Read Angel of Darkness Page 23


  “The chains bit into you here.” His thumb slid over the dark red line that still marked her wrist. He caught her other hand and traced the similar mark. “And here.”

  Nicole swallowed. “Yes.”

  “He had you chained in one of those crypts. The juicy steak to bait the trap.”

  At least someone seemed to understand what Carlos had planned. “Keenan won’t listen to me. He’s the one in danger right now, and—”

  “And here,” he kept talking, seeming to roll right over her words. “This is where you made the first break in your wrist when you realized you had to get out ... in order to save Keenan.”

  She inclined her head toward him. “The first break is always the hardest, right?” She tried to sound flippant.

  His lips hitched up a bit. “Bet you damn near shattered your bones to break loose. That’s why that college kid was sleeping near Laveau’s vault, eh? You needed a drink.” He still had her hands and didn’t seem to be showing signs of letting go. “I’m guessing you still need a drink. It takes a lot to overcome fire and broken bones.”

  Yes, it did. “I’ll find a snack.”

  “You sound so tough, but the words don’t really suit you, schoolteacher.”

  What? He thought schoolteachers weren’t tough? Had the guy ever been in a school?

  “Maybe after you have your bite, you’ll be able to think better. Then you’ll realize what’s really going on here.”

  Jerk. “Why don’t you just tell me what’s happening? If you know why Keenan’s suddenly pushing me away, then just say—”

  “He thinks he’s keeping you safe.”

  “Bullshit.” She’d call it just as she saw it. “I think it’s more likely he decided to feed me to the wolves.” Or to the coyotes.

  Sam shook his head. “Think about the dead girl. How did she die?”

  “I don’t know! She came at Keenan. They hit. His hand shoved between her jaws, and she fell over.” Dead.

  “One touch,” Sam murmured.

  Her heart beat faster. “You’re not saying ...”

  “He told you how it was for death angels, right? To take the soul, you just have to touch.”

  “He’s touched me.” Plenty of times and in plenty of ways. Sam was lying to her, had to be.

  “There’s something else you should know.” He paused. “Angels, even fallen angels, can’t lie. So when I tell you something, trust me.”

  She wouldn’t trust the guy as far as she could throw his shadow-winged self. “Keenan lost his powers when he fell.”

  “No, he just forgot them.”

  Uh, what?

  “Falling isn’t easy.” His thumbs stroked her wrists. She tried to yank away but he wouldn’t let her go. “Once you get here, you’re lucky if you can even remember your own name.”

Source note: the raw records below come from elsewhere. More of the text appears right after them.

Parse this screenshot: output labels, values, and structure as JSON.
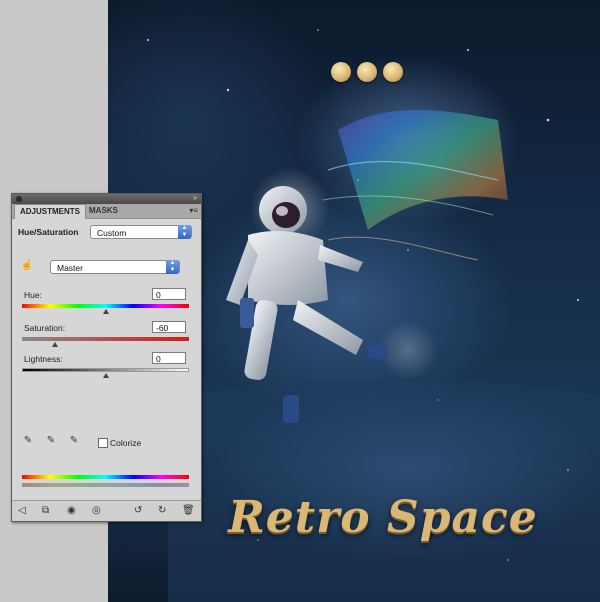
{
  "artwork": {
    "title": "Retro Space"
  },
  "panel": {
    "tabs": {
      "active": "ADJUSTMENTS",
      "inactive": "MASKS"
    },
    "adjustment_name": "Hue/Saturation",
    "preset": "Custom",
    "channel": "Master",
    "hue": {
      "label": "Hue:",
      "value": "0",
      "slider_fraction": 0.5
    },
    "saturation": {
      "label": "Saturation:",
      "value": "-60",
      "slider_fraction": 0.2
    },
    "lightness": {
      "label": "Lightness:",
      "value": "0",
      "slider_fraction": 0.5
    },
    "colorize": {
      "label": "Colorize",
      "checked": false
    },
    "icons": {
      "targeted_adjustment": "hand-target-icon",
      "eyedroppers": [
        "eyedropper-icon",
        "eyedropper-plus-icon",
        "eyedropper-minus-icon"
      ],
      "bottom": [
        "back-arrow-icon",
        "expand-view-icon",
        "clip-layer-icon",
        "visibility-eye-icon",
        "previous-state-icon",
        "reset-icon",
        "trash-icon"
      ]
    }
  }
}
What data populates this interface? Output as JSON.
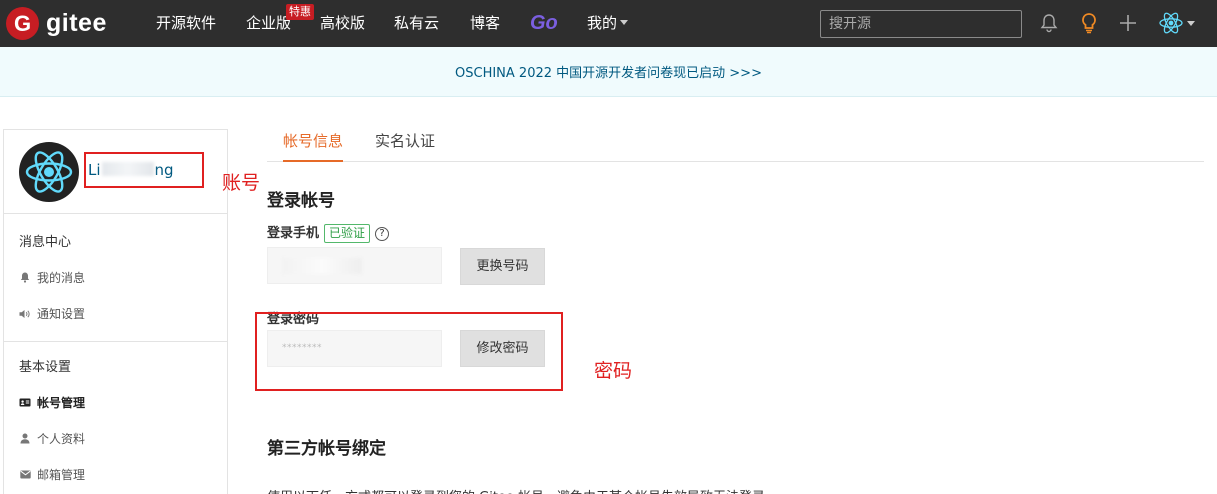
{
  "navbar": {
    "logo_text": "gitee",
    "logo_letter": "G",
    "links": {
      "open_source": "开源软件",
      "enterprise": "企业版",
      "enterprise_badge": "特惠",
      "university": "高校版",
      "private_cloud": "私有云",
      "blog": "博客",
      "go": "Go",
      "mine": "我的"
    },
    "search_placeholder": "搜开源"
  },
  "banner": {
    "text": "OSCHINA 2022 中国开源开发者问卷现已启动 >>>"
  },
  "sidebar": {
    "username_start": "Li",
    "username_end": "ng",
    "sections": [
      {
        "title": "消息中心",
        "items": [
          {
            "label": "我的消息",
            "icon": "bell-icon"
          },
          {
            "label": "通知设置",
            "icon": "speaker-icon"
          }
        ]
      },
      {
        "title": "基本设置",
        "items": [
          {
            "label": "帐号管理",
            "icon": "id-card-icon",
            "active": true
          },
          {
            "label": "个人资料",
            "icon": "user-icon"
          },
          {
            "label": "邮箱管理",
            "icon": "mail-icon"
          }
        ]
      }
    ]
  },
  "tabs": [
    {
      "label": "帐号信息",
      "active": true
    },
    {
      "label": "实名认证",
      "active": false
    }
  ],
  "login_account": {
    "title": "登录帐号",
    "phone_label": "登录手机",
    "verified_badge": "已验证",
    "help_glyph": "?",
    "change_phone_button": "更换号码",
    "password_label": "登录密码",
    "password_mask": "********",
    "change_password_button": "修改密码"
  },
  "third_party": {
    "title": "第三方帐号绑定",
    "description": "使用以下任一方式都可以登录到您的 Gitee 帐号，避免由于某个帐号失效导致无法登录"
  },
  "annotations": {
    "account_label": "账号",
    "password_label": "密码",
    "color": "#e02020"
  },
  "colors": {
    "navbar_bg": "#2e2e2e",
    "brand_red": "#c71d23",
    "tab_active": "#e66a28",
    "link_blue": "#005980",
    "verified_green": "#2d9e45",
    "go_purple": "#7b5fe0"
  }
}
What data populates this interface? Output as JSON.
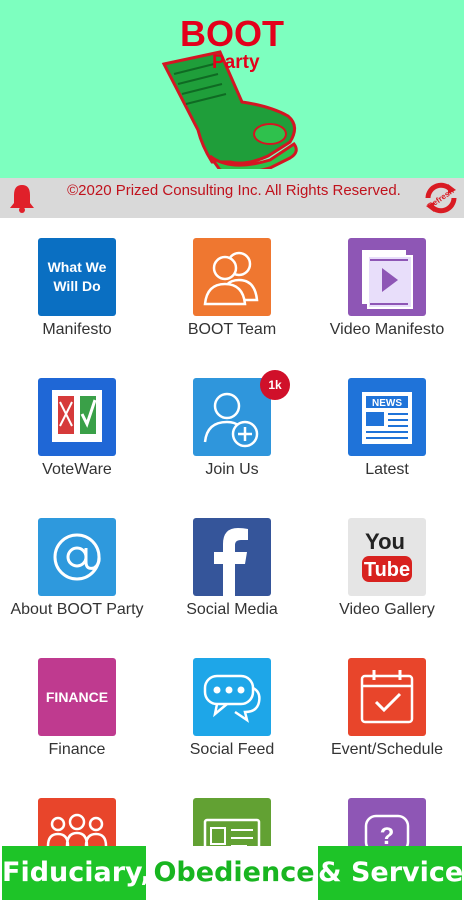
{
  "header": {
    "logo_title": "BOOT",
    "logo_subtitle": "Party"
  },
  "status_bar": {
    "copyright": "©2020 Prized Consulting Inc. All Rights Reserved.",
    "refresh_label": "Refresh",
    "bell_icon": "bell-icon"
  },
  "tiles": [
    {
      "label": "Manifesto",
      "icon_text": "What We Will Do",
      "icon": "manifesto-icon",
      "color": "#0a6fc2"
    },
    {
      "label": "BOOT Team",
      "icon": "team-icon",
      "color": "#ef7730"
    },
    {
      "label": "Video Manifesto",
      "icon": "video-document-icon",
      "color": "#8e56b5"
    },
    {
      "label": "VoteWare",
      "icon": "ballot-icon",
      "color": "#1f67d6"
    },
    {
      "label": "Join Us",
      "icon": "add-user-icon",
      "color": "#2f96dc",
      "badge": "1k"
    },
    {
      "label": "Latest",
      "icon": "news-icon",
      "color": "#1f73d9"
    },
    {
      "label": "About BOOT Party",
      "icon": "at-sign-icon",
      "color": "#2e99dd"
    },
    {
      "label": "Social Media",
      "icon": "facebook-icon",
      "color": "#35559a"
    },
    {
      "label": "Video Gallery",
      "icon": "youtube-icon",
      "color": "#d8d8d8"
    },
    {
      "label": "Finance",
      "icon_text": "FINANCE",
      "icon": "finance-icon",
      "color": "#bf3a8f"
    },
    {
      "label": "Social Feed",
      "icon": "chat-bubbles-icon",
      "color": "#1ea6e8"
    },
    {
      "label": "Event/Schedule",
      "icon": "calendar-icon",
      "color": "#e8452b"
    },
    {
      "label": "",
      "icon": "group-icon",
      "color": "#e8452b"
    },
    {
      "label": "",
      "icon": "id-card-icon",
      "color": "#62a133"
    },
    {
      "label": "",
      "icon": "help-icon",
      "color": "#8e56b5"
    }
  ],
  "footer": {
    "slogan_1": "Fiduciary,",
    "slogan_2": "Obedience",
    "slogan_3": "& Service"
  }
}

  Keenan hadn’t remembered, not at first. He’d told her that.

  “Then the memories start to filter back. When they first come, you think you have to be batshit crazy. But then ... then you start to know.”

  Right. He’d fallen. Been there, done that. So, of course, Sam could speak from experience.

  “You start to know,” he said again, “and then, slowly, the powers come back.”

  Her breath seemed to be freezing in her chest. “You’re telling me that Keenan can kill with a touch.” Her gaze fell to their hands. “That you can.” Then why are you touching me?

  “If killing that way was what I wanted ...” His eyes glinted. “Yes.”

  Good thing he didn’t seem to want it then.

  “Sometimes the powers are locked deep inside, and you have to chip away at the locked box to get them out.”

  Her stomach started to knot.

  “Sometimes, you just need the right key to open that box.” His smile stretched. “You were a wonderful key.”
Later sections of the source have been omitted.